術前治療としての免疫チェックポイント阻害薬の効果

Neoadjuvant PD-1 Blockade in Resectable Lung Cancer.

Forde PM et al
N Engl J Med. 2018 Apr 16. [Epub ahead of print]
PMID: 29658848

Abs of abs.
抗PD-1抗体は、進行非小細胞肺癌(NSCLC)患者の生存率を改善したが、切除可能な非小細胞肺癌には試されていない。この分野は最近10年での進歩が乏しい。
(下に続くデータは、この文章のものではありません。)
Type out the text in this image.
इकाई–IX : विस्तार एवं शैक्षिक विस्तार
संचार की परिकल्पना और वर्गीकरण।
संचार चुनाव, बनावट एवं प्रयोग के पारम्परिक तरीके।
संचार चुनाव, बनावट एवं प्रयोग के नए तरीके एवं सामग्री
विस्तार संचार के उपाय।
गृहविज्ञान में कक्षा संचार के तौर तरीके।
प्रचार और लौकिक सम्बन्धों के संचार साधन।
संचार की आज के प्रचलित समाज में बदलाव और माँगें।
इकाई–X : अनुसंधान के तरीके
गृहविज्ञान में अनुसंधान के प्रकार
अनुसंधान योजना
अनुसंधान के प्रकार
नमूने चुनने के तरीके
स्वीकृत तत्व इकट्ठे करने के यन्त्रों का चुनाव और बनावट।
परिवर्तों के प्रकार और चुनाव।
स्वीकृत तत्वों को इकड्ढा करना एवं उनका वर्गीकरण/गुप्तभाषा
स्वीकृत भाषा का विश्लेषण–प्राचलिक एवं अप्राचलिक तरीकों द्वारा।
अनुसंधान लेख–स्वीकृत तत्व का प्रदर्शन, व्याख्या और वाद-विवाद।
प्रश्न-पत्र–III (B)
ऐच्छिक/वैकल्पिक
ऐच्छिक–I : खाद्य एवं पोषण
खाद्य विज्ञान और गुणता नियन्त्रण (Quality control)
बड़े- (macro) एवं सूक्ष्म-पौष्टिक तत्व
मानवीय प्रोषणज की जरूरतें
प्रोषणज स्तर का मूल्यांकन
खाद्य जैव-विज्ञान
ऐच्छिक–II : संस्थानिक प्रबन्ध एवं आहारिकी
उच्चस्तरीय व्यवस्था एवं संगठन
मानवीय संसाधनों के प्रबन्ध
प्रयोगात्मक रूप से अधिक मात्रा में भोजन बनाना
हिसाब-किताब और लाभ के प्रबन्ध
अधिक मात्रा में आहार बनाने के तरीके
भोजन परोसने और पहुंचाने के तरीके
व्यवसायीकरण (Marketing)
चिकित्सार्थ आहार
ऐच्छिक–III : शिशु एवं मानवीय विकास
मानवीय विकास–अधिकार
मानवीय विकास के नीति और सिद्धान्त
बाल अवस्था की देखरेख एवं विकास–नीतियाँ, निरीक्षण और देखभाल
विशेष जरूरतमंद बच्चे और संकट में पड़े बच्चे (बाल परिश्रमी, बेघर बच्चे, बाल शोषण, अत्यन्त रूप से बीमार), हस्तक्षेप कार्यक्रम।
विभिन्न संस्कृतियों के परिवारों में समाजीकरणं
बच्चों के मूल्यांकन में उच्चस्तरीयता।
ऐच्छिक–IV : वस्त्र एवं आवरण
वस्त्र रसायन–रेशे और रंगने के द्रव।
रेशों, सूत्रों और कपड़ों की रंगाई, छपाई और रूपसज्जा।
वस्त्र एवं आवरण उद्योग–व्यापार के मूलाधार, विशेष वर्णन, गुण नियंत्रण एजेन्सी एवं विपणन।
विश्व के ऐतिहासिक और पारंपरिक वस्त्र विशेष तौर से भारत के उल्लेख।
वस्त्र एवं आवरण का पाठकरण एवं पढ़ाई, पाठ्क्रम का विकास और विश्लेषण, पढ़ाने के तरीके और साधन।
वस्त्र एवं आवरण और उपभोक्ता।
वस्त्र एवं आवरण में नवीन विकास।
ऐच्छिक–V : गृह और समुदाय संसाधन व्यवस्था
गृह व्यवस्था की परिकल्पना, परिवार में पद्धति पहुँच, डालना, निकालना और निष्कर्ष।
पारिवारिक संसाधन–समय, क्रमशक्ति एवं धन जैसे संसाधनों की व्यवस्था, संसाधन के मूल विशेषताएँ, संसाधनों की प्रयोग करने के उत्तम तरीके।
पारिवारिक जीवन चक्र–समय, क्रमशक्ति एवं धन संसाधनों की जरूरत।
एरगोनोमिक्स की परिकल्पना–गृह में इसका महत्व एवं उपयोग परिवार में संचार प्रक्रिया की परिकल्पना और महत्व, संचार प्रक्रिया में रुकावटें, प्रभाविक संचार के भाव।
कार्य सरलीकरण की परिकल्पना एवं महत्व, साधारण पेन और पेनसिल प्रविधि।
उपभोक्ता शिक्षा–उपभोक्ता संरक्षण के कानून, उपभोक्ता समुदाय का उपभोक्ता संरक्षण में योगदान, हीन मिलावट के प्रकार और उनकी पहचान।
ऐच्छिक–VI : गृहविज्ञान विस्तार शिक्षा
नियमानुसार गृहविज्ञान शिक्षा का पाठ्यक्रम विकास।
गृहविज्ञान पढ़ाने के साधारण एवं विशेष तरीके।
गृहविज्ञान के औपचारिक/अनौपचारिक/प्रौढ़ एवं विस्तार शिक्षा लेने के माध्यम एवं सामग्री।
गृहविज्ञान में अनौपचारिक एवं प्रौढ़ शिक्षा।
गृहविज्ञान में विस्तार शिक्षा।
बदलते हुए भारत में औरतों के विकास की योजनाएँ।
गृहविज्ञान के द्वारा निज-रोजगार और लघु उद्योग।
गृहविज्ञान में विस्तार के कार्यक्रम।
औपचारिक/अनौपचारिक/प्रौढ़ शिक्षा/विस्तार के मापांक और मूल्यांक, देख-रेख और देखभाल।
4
本試験では、未治療の外科的切除可能な早期(stageI、IIまたはIIIA)のNSCLCを有する成人を対象に、ニボルマブ(3mg/kg)を2週間毎に2回静脈内投与し、最初の投与から約4週間後に手術を計画した。プライマリーエンドポイントは、安全性と実施可能性であった。さらに腫瘍の病理組織上の反応、PD-Lの発現、mutation burden、ネオ抗原特異的T細胞応答も評価した。術前療法としてのニボルマブは毒性は許容でき、手術遅延との関連は見出されなかった。切除された21個の腫瘍のうち、20個が完全切除であった。大きな病理学的反応は、45%に見られおり、PD-L1陽性およびPD-L1陰性の両方で起こっていた。病理学的反応とmutation burdenとの間には有意な相関があった。評価可能であった9人の患者のうち8人において、PD-1阻害薬投与後の状態で、腫瘍および末梢血の両方のT細胞クローン数が増加していた。病理学的に完全奏効を示した腫瘍において、mutation関連のネオ抗原特異的T細胞クローンは、治療後2-4週間で末梢血中で急速に増殖を示し、しかもこれらのクローンのいくつかは、ニボルマブの投与前には検出されていなかった。術前化学療法としてのニボルマブは有害事象がほとんどなく、手術を遅らせず、45%において大きな病理学的反応が見られた。腫瘍のmutation burdenは、PD-1阻害に対する病理学的反応を予測するものであった。また治療は、末梢血におけるmutation関連ネオ抗原特異的T細胞クローンの拡大を誘導していた。

感想
症例数は少ないですが、多角的に検討され今後の方向性を示す研究です。免疫チェックポイント阻害薬の治療によって腫瘍はどう変化しているか?まず形態学的には、腫瘍がリンパ球浸潤とマクロファージを伴った線維化に置き換わっています。また病理学的に反応している腫瘍では、腫瘍特異的T細胞クローンが治療後の腫瘍内、末梢血中ともに増加していました。少サンプルではありますが、これらのクローンはニボルマブ前には同定できないものでした。つまりニボルマブによってこれらのクローンが誘導されるかどうかが効果のカギとなっている可能性があります。その他FoxP3+ regulatory T細胞、 CD8+T細胞などの変化は、Fig2で見ることができます。また従来通りmutation burdenの多い方が、縮小しやすいものの免疫関連遺伝子異常との関連は見られず、JAK1、JAK2の不活性化にかかわる変異の有無とも関係が見られませんでした。今回は切除可能な集団が対象ですので、周術期含めその後の経過が気になります。手術に伴う合併症はなさそうでした。経過ですが、今回は2回目のニボルマブ投与から中央値で18日後に手術が施行され、12ヶ月のフォローアップがなされており16/20(80%)が無再発です。1人が事故死、3人が再発しています。その内訳も詳しく書かれています。一人は脳転移再発で定位照射を行い生存中、一人はリンパ節再発し抗がん剤+放射線治療追加し生存中、最後の一人は術後1年で遠隔転移し死亡しています。これらの成績が良いかどうかは即断できません。今後、術前治療が標準になるかどうかは未知ですが、進行例に関しては確実に幅が広がっています。